The point leaves Accrington 15th in the League One table ahead of Saturday's home game with promotion-chasing Blackpool.

The Reds have managed just 26 goals in their 27 third tier games this season. Only bottom of the table AFC Wimbledon have scored fewer.

Billy Kee was the last Stanley man to find the net in the league in the 2-1 Boxing Day win over Shrewsbury Town and since then Coleman's men have gone 519 minutes without scoring.

Kee did net in the FA Cup win over Ipswich Town earlier this month but the Stanley boss knows his side must cure their goal shortage.

He has added Paul Smyth and Luke Armstrong to his ranks in January to swell his attacking options and hopes that once the Reds break their barren spell, the goals will flow.

"We just need to get a goal, that is five games without a goal in the league and we have never done that before," said Coleman.

"We just need to get one and then hopefully it will be like buses and it will be two.

"We maybe need a little bit more composure, we are maybe just choosing the wrong option.

"We have to get ourselves into situations into where luck favours you. We have to get more balls in the box and get more bodies into the box and hopefully make more chances and take those chances."

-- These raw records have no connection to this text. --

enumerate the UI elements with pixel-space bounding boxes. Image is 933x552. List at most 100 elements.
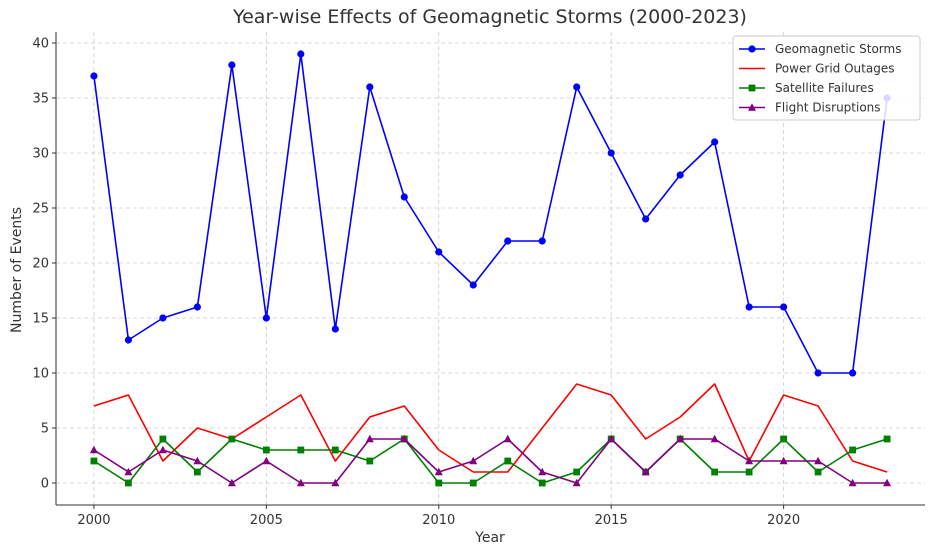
data-point [193, 468, 201, 476]
data-point [745, 456, 754, 465]
tick-labels: 2000 2005 2010 2015 2020 0 5 10 15 20 25 30 35 40 [32, 37, 800, 529]
y-tick-label: 0 [41, 477, 49, 492]
legend-item: Power Grid Outages [739, 62, 894, 76]
data-point [228, 61, 236, 69]
x-axis-label: Year [474, 530, 505, 546]
data-point [814, 456, 823, 465]
y-tick-label: 15 [32, 312, 49, 327]
data-point [848, 369, 857, 377]
y-tick-label: 30 [32, 147, 49, 162]
y-tick-label: 35 [32, 92, 49, 107]
series-flight-disruptions [89, 434, 892, 487]
axes [52, 32, 925, 509]
data-point [538, 479, 546, 487]
data-point [538, 467, 547, 476]
x-tick-label: 2015 [595, 513, 628, 528]
data-point [607, 149, 615, 157]
legend-marker [748, 103, 756, 111]
data-point [90, 457, 98, 465]
data-point [573, 468, 581, 476]
data-point [159, 314, 167, 322]
data-point [228, 435, 236, 443]
y-tick-label: 25 [32, 202, 49, 217]
x-tick-label: 2010 [422, 513, 455, 528]
legend-item: Satellite Failures [739, 81, 874, 95]
data-point [504, 457, 512, 465]
data-point [780, 435, 788, 443]
legend-item: Flight Disruptions [739, 101, 881, 115]
data-point [503, 434, 512, 443]
x-tick-label: 2005 [250, 513, 283, 528]
data-point [400, 193, 408, 201]
data-point [883, 478, 892, 487]
data-point [193, 303, 201, 311]
data-point [262, 456, 271, 465]
data-point [331, 446, 339, 454]
chart-title: Year-wise Effects of Geomagnetic Storms … [232, 6, 747, 28]
data-point [124, 467, 133, 476]
data-point [89, 445, 98, 454]
data-point [676, 171, 684, 179]
y-tick-label: 10 [32, 367, 49, 382]
data-point [814, 468, 822, 476]
data-point [400, 434, 409, 443]
legend-box [732, 35, 921, 121]
legend-label: Flight Disruptions [775, 101, 881, 115]
data-point [883, 435, 891, 443]
data-point [366, 457, 374, 465]
legend-marker [748, 84, 756, 92]
data-point [607, 434, 616, 443]
data-point [780, 303, 788, 311]
y-tick-label: 5 [41, 422, 49, 437]
data-point [676, 434, 685, 443]
data-point [469, 281, 477, 289]
x-tick-label: 2020 [767, 513, 800, 528]
data-point [745, 303, 753, 311]
data-point [262, 314, 270, 322]
data-point [297, 50, 305, 58]
series-line [93, 438, 888, 484]
data-point [745, 468, 753, 476]
data-point [297, 446, 305, 454]
data-point [125, 479, 132, 487]
data-point [227, 478, 236, 487]
legend-item: Geomagnetic Storms [739, 42, 901, 56]
legend-label: Power Grid Outages [775, 62, 894, 76]
data-point [434, 467, 443, 476]
series-geomagnetic-storms [90, 50, 891, 377]
data-point [366, 83, 374, 91]
data-point [504, 237, 512, 245]
data-point [435, 248, 443, 256]
data-point [711, 468, 719, 476]
data-point [331, 325, 339, 333]
data-point [365, 434, 374, 443]
data-point [469, 456, 478, 465]
data-point [124, 336, 133, 344]
legend-label: Geomagnetic Storms [775, 42, 901, 56]
data-point [331, 478, 340, 487]
data-point [849, 446, 856, 454]
data-point [262, 446, 270, 454]
data-point [710, 434, 719, 443]
data-point [538, 237, 546, 245]
data-point [814, 369, 822, 377]
legend-label: Satellite Failures [775, 81, 874, 95]
series-line [93, 53, 888, 374]
data-point [90, 72, 98, 80]
data-point [159, 435, 167, 443]
data-point [641, 467, 650, 476]
x-tick-label: 2000 [77, 513, 110, 528]
legend: Geomagnetic Storms Power Grid Outages Sate… [732, 35, 921, 121]
series-line [93, 438, 888, 484]
data-point [435, 479, 443, 487]
data-point [296, 478, 305, 487]
data-point [469, 479, 477, 487]
data-point [642, 215, 650, 223]
y-axis-label: Number of Events [9, 207, 25, 333]
data-point [711, 138, 719, 146]
data-point [779, 456, 788, 465]
y-tick-label: 40 [32, 37, 49, 52]
y-tick-label: 20 [32, 257, 49, 272]
data-point [848, 478, 857, 487]
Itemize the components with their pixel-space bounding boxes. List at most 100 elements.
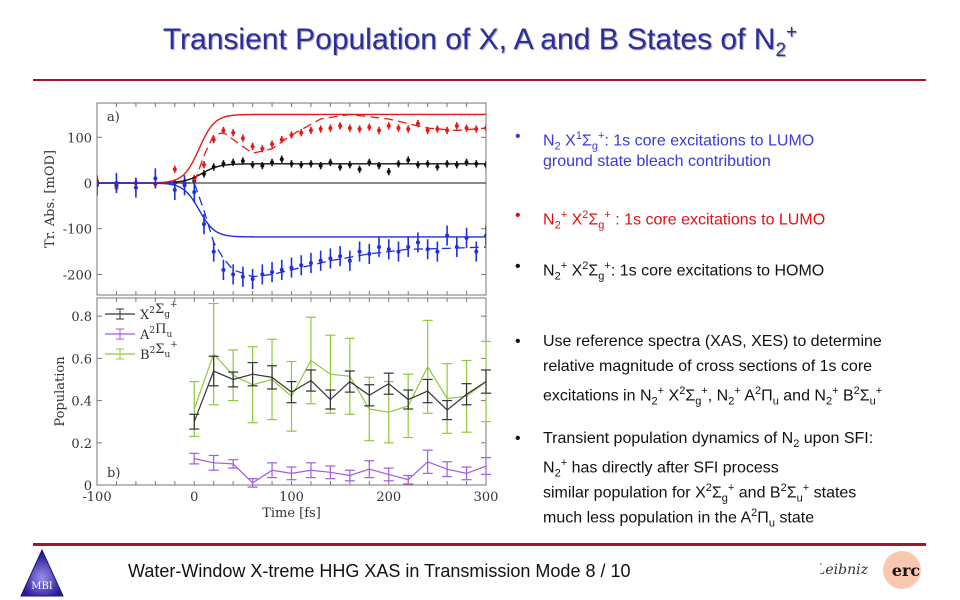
bullet-text-segment: 2 — [853, 385, 860, 397]
bullet-line: excitations in N2+ X2Σg+, N2+ A2Πu and N… — [543, 379, 882, 415]
data-point — [435, 249, 440, 254]
footer-divider — [33, 543, 926, 546]
panel-a-plot — [97, 113, 486, 290]
bullet-text-segment: + — [701, 385, 708, 397]
legend-label-part: B — [140, 348, 150, 363]
data-point — [396, 249, 401, 254]
y-tick-label: 0.6 — [71, 352, 92, 367]
bullet-text-segment: u — [772, 395, 779, 408]
bullet-text-segment: + — [560, 457, 568, 469]
bullet-text-segment: 2 — [554, 140, 561, 153]
bullet-text-segment: 2 — [825, 395, 833, 408]
bullet-text-segment: X — [560, 132, 576, 150]
data-point — [133, 185, 138, 190]
model-curve — [97, 113, 486, 184]
bullet-text-segment: 2 — [705, 482, 712, 494]
bullet-text-segment: X — [567, 211, 583, 229]
data-point — [347, 258, 352, 263]
bullet-text-segment: u — [768, 517, 775, 530]
data-point — [415, 121, 420, 126]
data-point — [396, 126, 401, 131]
title-superscript: + — [786, 22, 798, 43]
bullet-text-segment: g — [598, 219, 605, 232]
erc-logo-text: erc — [892, 561, 921, 580]
bullet-line: N2 X1Σg+: 1s core excitations to LUMO — [543, 124, 814, 160]
data-point — [231, 272, 236, 277]
x-axis-label: Time [fs] — [262, 506, 321, 521]
bullet-line: N2+ X2Σg+: 1s core excitations to HOMO — [543, 254, 824, 290]
series-line — [193, 370, 487, 422]
bullet-text-segment: similar population for X — [543, 484, 706, 502]
panel-label-b: b) — [107, 466, 120, 481]
data-point — [240, 136, 245, 141]
data-point — [318, 127, 323, 132]
data-point — [172, 167, 177, 172]
legend-label-part: 2 — [150, 346, 156, 356]
bullet-text-segment: + — [727, 482, 735, 494]
bullet-text-segment: + — [802, 482, 810, 494]
title-divider — [33, 79, 926, 81]
legend-label-part: u — [165, 350, 171, 360]
data-point — [338, 123, 343, 128]
data-point — [328, 256, 333, 261]
bullet-text-segment: 2 — [728, 395, 735, 408]
data-point — [377, 128, 382, 133]
legend-label-part: X — [140, 308, 150, 323]
data-point — [367, 251, 372, 256]
y-axis-label-b: Population — [53, 356, 68, 427]
x-tick-label: 300 — [474, 490, 499, 505]
data-point — [435, 127, 440, 132]
bullet-line: Use reference spectra (XAS, XES) to dete… — [543, 329, 882, 354]
data-point — [425, 128, 430, 133]
bullet-line: relative magnitude of cross sections of … — [543, 354, 872, 379]
legend-label-part: 2 — [149, 326, 155, 336]
bullet-text-segment: + — [875, 385, 883, 397]
y-tick-label: -100 — [63, 223, 92, 238]
x-tick-label: 200 — [376, 490, 401, 505]
bullet-text-segment: state — [774, 509, 815, 527]
x-tick-label: 0 — [190, 490, 198, 505]
legend-label: B2Σu+ — [140, 340, 178, 363]
bullet-text-segment: B — [838, 387, 854, 405]
legend-label-part: + — [170, 340, 178, 350]
data-point — [406, 127, 411, 132]
bullet-text-segment: excitations in N — [543, 387, 652, 405]
bullet-text-segment: + — [604, 209, 611, 221]
bullet-text-segment: + — [597, 130, 605, 142]
bullet-text-segment: Π — [757, 509, 769, 527]
bullet-line: ground state bleach contribution — [543, 149, 771, 174]
data-point — [357, 127, 362, 132]
data-point — [250, 277, 255, 281]
data-point — [221, 128, 226, 133]
data-point — [211, 249, 216, 254]
series-line — [194, 458, 487, 484]
bullet-text-segment: u — [869, 395, 876, 408]
bullet-text-segment: 2 — [582, 209, 589, 221]
bullet-text-segment: g — [591, 140, 598, 153]
bullet-text-segment: has directly after SFI process — [567, 459, 779, 477]
bullet-text-segment: g — [721, 492, 728, 505]
bullet-text-segment: Σ — [588, 211, 599, 229]
bullet-text-segment: and B — [734, 484, 781, 502]
bullet-text-segment: N — [543, 132, 555, 150]
data-point — [299, 263, 304, 268]
legend-label-part: u — [166, 330, 172, 340]
legend-label-part: Σ — [155, 302, 164, 317]
bullet-text-segment: 1 — [575, 130, 582, 142]
y-tick-label: 100 — [67, 131, 92, 146]
data-point — [270, 142, 275, 147]
legend-label: A2Πu — [139, 322, 172, 343]
legend-label-part: Π — [155, 322, 166, 337]
bullet-text-segment: Use reference spectra (XAS, XES) to dete… — [543, 333, 882, 350]
data-point — [308, 261, 313, 265]
data-point — [221, 267, 226, 272]
data-point — [474, 249, 479, 254]
bullet-text-segment: N — [543, 459, 555, 477]
data-point — [338, 254, 343, 259]
bullet-text-segment: + — [604, 260, 611, 272]
legend-label-part: + — [170, 300, 178, 310]
y-tick-label: 0 — [84, 177, 92, 192]
bullet-text-segment: Σ — [588, 262, 599, 280]
data-point — [377, 163, 382, 168]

Coleman was relatively pleased with what he saw on Tuesday night from his side at Priestfield.

"It was a hard fought point, it could have gone either way," he said. "They started better than us, pushed us back in the first 15 minutes and then we warmed into the game.

"We manage to exploit the space we created in midfield and we got at them time and time again.

"Then in the second half we lost our way a bit and they got a head of steam up, weathered that and came strong again and in the end I felt we should have won it. We had a couple of great chances that we didn't take."

The Reds made a flying start to the season following promotion from League Two last season and were among the play-off contenders in the opening weeks of the campaign.

Their form has dropped off in recent weeks and they are now only five points clear of the bottom four, albeit with at least one game in hand on the nine sides below them.

Coleman wants to look up the table but knows it would be a successful season if the Reds were able to maintain their League One status heading into the final 18 games of the campaign.

"We have got a tough task on our hands to consolidate," he added. "I always think consolidation is the thing you look back on, you don't set out to consolidate. "We have got to get points on the board and start scoring goals and you only do that by working hard, myself included, we all all have to step up to the plate and do what is necessary to get over the line."